OEM experience: There are thousands of centrifugal compressors deployed in refineries, petrochemical plants and power generation facilities. These machines have been safely handling H2 and CO2 for decades. This experience has been codified in recognized norms, including some of today’s American Petroleum Institute (API) standards. It also helps to guide aftermarket services when it comes to spare parts, rerates and predictive maintenance.

Total life cycle costs: The predictable profit margins associated with traditional fuels have yet to be established for today’s new energy solutions. Because of this, everyone in the new energy space is mindful of capital expenditure (capex). Lower installation costs, high efficiency, three to five years of uninterrupted service and streamlined maintenance are all requirements for equipment used in delivering competitive greener products.
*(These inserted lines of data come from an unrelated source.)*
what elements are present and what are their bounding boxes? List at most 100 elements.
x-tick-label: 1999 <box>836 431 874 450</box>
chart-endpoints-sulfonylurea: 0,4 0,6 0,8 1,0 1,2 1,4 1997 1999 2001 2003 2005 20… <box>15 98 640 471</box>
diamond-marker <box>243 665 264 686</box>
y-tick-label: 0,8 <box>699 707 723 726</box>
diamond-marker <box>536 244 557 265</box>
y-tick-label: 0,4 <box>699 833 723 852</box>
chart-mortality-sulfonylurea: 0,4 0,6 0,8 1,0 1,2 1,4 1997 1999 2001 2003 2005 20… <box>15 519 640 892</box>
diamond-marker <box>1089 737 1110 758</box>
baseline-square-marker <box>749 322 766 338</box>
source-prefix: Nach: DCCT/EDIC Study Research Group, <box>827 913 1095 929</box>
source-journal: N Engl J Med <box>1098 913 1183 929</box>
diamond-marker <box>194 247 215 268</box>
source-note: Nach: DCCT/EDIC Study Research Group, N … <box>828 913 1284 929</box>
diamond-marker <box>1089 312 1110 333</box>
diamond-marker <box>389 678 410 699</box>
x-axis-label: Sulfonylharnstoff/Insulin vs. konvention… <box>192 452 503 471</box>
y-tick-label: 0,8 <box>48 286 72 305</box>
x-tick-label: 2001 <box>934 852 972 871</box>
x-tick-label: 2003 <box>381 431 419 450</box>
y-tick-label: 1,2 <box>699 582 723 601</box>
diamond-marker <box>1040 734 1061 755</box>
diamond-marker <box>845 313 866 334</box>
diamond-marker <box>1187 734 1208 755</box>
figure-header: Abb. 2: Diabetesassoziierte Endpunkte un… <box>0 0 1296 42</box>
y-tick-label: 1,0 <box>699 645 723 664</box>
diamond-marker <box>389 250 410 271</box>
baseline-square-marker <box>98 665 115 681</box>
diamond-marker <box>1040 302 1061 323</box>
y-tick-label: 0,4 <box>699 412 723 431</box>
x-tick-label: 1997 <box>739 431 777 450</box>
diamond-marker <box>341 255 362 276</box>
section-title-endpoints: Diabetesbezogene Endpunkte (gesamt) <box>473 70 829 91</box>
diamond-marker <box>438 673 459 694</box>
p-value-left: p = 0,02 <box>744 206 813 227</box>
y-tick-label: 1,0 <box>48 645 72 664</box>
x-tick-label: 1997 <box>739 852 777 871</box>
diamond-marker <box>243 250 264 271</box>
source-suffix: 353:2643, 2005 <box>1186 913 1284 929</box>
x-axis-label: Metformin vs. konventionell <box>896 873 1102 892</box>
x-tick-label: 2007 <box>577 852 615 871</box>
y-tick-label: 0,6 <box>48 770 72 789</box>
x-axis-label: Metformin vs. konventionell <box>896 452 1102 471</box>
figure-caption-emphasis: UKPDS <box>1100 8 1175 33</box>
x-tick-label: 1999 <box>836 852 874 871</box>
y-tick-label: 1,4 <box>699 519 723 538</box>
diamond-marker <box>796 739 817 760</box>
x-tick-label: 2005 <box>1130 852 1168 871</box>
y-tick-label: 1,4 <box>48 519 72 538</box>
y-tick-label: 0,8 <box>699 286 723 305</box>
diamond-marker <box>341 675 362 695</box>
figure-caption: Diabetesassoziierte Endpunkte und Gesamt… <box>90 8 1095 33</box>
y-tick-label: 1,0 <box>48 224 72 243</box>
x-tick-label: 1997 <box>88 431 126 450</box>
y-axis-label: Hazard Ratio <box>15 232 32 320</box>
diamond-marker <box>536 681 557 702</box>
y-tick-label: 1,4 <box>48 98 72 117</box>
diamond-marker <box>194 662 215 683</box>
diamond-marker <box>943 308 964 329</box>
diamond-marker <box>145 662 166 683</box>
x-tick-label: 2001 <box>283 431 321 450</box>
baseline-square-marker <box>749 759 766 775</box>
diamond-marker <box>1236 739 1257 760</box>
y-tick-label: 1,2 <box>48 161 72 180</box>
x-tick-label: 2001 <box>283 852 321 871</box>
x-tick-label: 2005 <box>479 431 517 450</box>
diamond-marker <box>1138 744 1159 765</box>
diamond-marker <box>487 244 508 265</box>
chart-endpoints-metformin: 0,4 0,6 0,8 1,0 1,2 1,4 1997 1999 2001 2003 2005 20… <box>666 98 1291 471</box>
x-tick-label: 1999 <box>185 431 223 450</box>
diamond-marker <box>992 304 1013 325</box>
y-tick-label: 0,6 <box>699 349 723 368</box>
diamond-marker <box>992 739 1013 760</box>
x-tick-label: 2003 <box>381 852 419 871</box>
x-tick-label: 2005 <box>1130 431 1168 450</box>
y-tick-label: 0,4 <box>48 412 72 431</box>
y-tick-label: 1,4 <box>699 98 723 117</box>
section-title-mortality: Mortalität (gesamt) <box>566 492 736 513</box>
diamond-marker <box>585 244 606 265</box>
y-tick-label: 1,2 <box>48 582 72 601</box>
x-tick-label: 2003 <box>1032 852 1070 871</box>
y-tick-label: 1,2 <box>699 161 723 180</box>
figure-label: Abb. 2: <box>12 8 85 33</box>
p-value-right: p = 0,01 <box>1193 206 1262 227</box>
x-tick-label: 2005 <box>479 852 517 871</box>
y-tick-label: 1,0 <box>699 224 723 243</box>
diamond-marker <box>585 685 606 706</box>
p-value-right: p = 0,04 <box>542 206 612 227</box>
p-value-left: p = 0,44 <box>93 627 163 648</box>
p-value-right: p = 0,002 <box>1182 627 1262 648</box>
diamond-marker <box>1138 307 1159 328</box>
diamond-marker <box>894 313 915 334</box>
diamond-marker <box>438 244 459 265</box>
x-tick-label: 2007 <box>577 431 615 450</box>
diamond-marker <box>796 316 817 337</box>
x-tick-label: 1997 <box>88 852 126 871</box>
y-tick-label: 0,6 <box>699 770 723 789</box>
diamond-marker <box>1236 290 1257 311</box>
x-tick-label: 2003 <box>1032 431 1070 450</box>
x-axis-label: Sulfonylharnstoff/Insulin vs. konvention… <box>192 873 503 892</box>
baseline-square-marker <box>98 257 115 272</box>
Today, everyone in every industry seeks ways to reduce their carbon footprint. There are more than 60,000 commercial vessels roaming the oceans, accounting for almost 5% of global greenhouse emissions annually. One of the primary goals of the International Maritime Organization is to cut the shipping industry’s greenhouse gas emissions in half by 2050 (compared to 2008 levels). Replacing traditional bunker fuel with greener alternatives, such as e-methanol, is a key step for this energy transformation.

All of the players involved in this ecosystem—shippers, ship builders, energy producers and the equipment manufacturers that support these players—are all collaborating in new and exciting ways to create a value chain that will scale green fuel production exponentially in the years ahead.